# How to get blurry edge effect in CS3



## aprileve (Sep 17, 2008)

title says it all really. I just did a portrait session and I can't figure out how to get the right amount of "blur" to the edges of the photo.
where is that?
thanks!


----------



## Big Mike (Sep 17, 2008)

Create a duplicate layer.  Apply a heavy amount of blur to the new layer.  Create a layer mask and 'mask off' the parts that you don't want to be blurry.  Adjust the opacity of the layer to fine tune the amount of blur.


----------



## aprileve (Sep 17, 2008)

thanks big mike! I can always count on you for CS3 questions!


----------



## aprileve (Sep 17, 2008)

correction...what do you mean by mask off?


----------



## Big Mike (Sep 17, 2008)

Are you familiar with layer masks?

You use a layer mask to 'hide' parts of a layer that you don't want to show...allowing the layer(s) under that one, to show though.  

When you create a new layer and apply the blur, the whole image gets blurry...you can then use the layer mask to 'hide' the blur in areas that you don't want to be blurry...you are 'masking off' those area of the blur layer.

There are any number of ways to go about this.  The most basic is probably to just paint right on the layer mask.  After creating a clear (white) layer mask for your blur layer, click the mask in the layers pallet to make it the active surface.  Then use the brush tool to paint the mask on or off.  Painting on black will hide those areas and painting white will un-hide them.  You can use shades of grey or adjust the opacity of the brush, to create a gradient.  
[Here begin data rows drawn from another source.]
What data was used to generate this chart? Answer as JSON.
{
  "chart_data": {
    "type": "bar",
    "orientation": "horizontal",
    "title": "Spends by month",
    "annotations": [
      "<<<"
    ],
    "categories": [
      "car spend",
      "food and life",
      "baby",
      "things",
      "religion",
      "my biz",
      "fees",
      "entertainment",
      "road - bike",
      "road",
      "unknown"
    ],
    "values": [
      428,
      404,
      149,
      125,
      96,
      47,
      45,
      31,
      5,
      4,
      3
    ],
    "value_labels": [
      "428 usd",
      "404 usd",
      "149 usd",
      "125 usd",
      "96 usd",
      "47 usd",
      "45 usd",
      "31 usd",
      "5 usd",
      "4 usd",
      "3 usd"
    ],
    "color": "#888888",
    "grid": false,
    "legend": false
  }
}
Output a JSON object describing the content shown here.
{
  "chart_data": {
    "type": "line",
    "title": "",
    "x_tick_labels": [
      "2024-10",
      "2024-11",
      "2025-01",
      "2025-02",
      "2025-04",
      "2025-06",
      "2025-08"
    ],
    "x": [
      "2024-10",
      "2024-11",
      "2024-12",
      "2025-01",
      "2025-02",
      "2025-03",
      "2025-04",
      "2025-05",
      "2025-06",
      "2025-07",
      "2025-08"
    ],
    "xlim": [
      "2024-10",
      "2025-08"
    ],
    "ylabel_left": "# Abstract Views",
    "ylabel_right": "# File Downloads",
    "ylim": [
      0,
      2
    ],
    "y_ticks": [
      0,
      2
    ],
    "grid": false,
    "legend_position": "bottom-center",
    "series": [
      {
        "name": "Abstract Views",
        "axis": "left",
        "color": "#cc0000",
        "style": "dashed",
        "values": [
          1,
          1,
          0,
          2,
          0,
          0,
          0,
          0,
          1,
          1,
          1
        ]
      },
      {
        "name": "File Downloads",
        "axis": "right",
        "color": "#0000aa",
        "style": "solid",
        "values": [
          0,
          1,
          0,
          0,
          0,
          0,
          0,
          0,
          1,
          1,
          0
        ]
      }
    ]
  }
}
Another way of thinking about it...you create the blur layer over the original layer and then erase the blur layer so that the clear layer shows through.  You could use the eraser to do this...but the layer mask is better because you can paint it off or off as much as you like, to fine tune it.


----------



## aprileve (Sep 17, 2008)

sweet. perfect description.

appreciate it!!


----------